On August 17, 2018, Young & Sick released the No Static EP on B3Sci. The EP was premiered by Flaunt Magazine featuring an exclusive interview with Van Hofwegen. The follow-up to the EP's title single "No Static" was "Letting Go Of Giving Up" which premiered by Variety.^{[43]} The EP also featured a cover of T-Pain's "Up Down (Do This All Day)."

In 2018, Young & Sick was asked to appear on Neon Gold's 10th anniversary album NGX: Ten Years of Neon Gold, for which he covered Passion Pit's hit song "Sleepyhead." On the 2nd of April 2026, this cover was used to wake up the crew of Artemis II. It was the first wakeup song of the mission. "After a brief rest period, the crew was awakened to monitor the Orion spacecraft’s systems through the burn.
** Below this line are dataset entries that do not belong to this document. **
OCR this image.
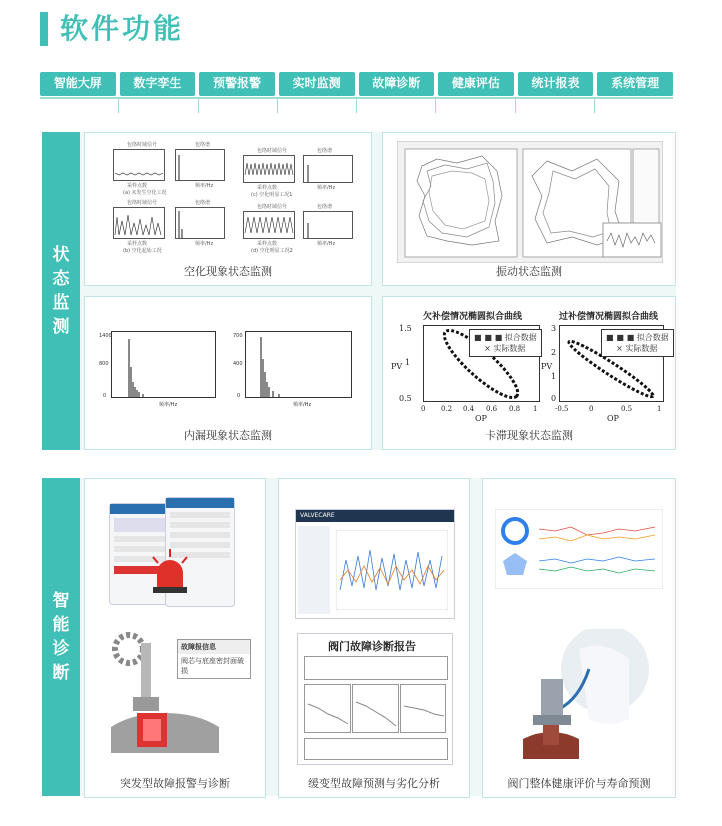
软件功能
智能大屏	数字孪生	预警报警	实时监测	故障诊断	健康评估	统计报表	系统管理
状
态
监
测
包络时域信号	包络谱
采样点数	频率/Hz
(a) 未发生空化工况
包络时域信号	包络谱
采样点数	频率/Hz
(b) 空化起始工况
包络时域信号	包络谱
采样点数	频率/Hz
(c) 空化明显工况1
包络时域信号	包络谱
采样点数	频率/Hz
(d) 空化明显工况2
空化现象状态监测	振动状态监测
1400
800
0
频率/Hz
700
400
0
频率/Hz
内漏现象状态监测
欠补偿情况椭圆拟合曲线	过补偿情况椭圆拟合曲线
1.5
1
0.5
PV
0 0.2 0.4 0.6 0.8 1
OP
3
2
1
0
PV
-0.5	0	0.5	1
OP
■ ■ ■ 拟合数据
× 实际数据
■ ■ ■ 拟合数据
× 实际数据
卡滞现象状态监测
智
能
诊
断
故障报信息
阀芯与底座密封面破损
突发型故障报警与诊断
VALVECARE
阀门故障诊断报告
缓变型故障预测与劣化分析	阀门整体健康评价与寿命预测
The ground team woke them at 7:06 a.m. EDT with the song “Sleepyhead” by Young and Sick," says NASA.

In 2019, Young & Sick released an EP titled Size of Relief as a joint project from Neon Gold Record and B3Sci Record. The debut single off the forthcoming EP "Bitter End" went on to be No. 1 on KCRW's Morning Becomes Eclectic Top 10 list and Indie Shuffle's Best Songs Of January 2019 list. The follow-up single "Jet Black Heart" was featured on KCRW's Best New Music list, where Marion Hodges said it was "beautifully constructed as a driving piece of synth pop." The single "Ohh My Ghosts," an electronic track about sleepless nights, was premiered by The Fader, who called it "addictive." Young & Sick released the single "Queen of the Valley" on March 22, 2019. The song "Ohh My Ghosts" from the EP is featured on the Forza Horizon 5 soundtrack under Horizon Pulse "where players can find Forza Horizon 5's electronic and pop music."

In the Fall of 2025, Young & Sick released the Lost at Sea EP with B3Sci Records. The first single off of the EP, "Feed It Love," was featured as Today's Top Tune by KCRW on November 18, 2025. With the debut of the EP, Young & Sick released a Limited-Edition Lost at Sea Flexi Disc along with an art print featuring the artwork he created for the album. The flexi disc teased the Y&S remix of "Feed It Love," which Young & Sick released on December 12, 2025.

===Songwriting===
In 2014, van Hofwegen co-wrote the song "Caught In The Middle" for Charli XCX's album "Sucker" alongside Benny Blanco.

A long-time fan of the French group Telepopmusik, first releasing a cover of the group's track "Breathe" in 2014, he is featured and credited as a writer on the group's tracks "Dreams," "Circles," "Connection," and "Ghost of Love" on the 2020 album Everybody Breaks The Line.

===Festivals===
In early 2014, it was announced Young & Sick would perform at the 2014 Coachella Valley Music and Arts Festival. He later performed at festivals including ACL Music Festival in Austin, Texas and Corona Capital Festival in Mexico City, Mexico.

In March 2014, Young & Sick did a series of showcases at Austin's South by Southwest including a show exclusively for dogs at the Austin Pets Alive! shelter with Ryan Hemsworth and Mahaut Mondino.

Young & Sick also showcased at other well-known events during SXSW including Fader Fort, HypeHotel, Another Planet, Noise Pop, and opened for Foster the People at the main outdoor stage for SXSW at Butler Park.

==Discography==
- Young & Sick (2014)
- Ojai EP (2018)
- No Static EP (2018)
- It's a Storm EP (2019)
- Size of Relief (2019)
- Demo Club (2020)
- Covers EP (2020)
- Brother (2021)
- Lost at Sea EP (2025)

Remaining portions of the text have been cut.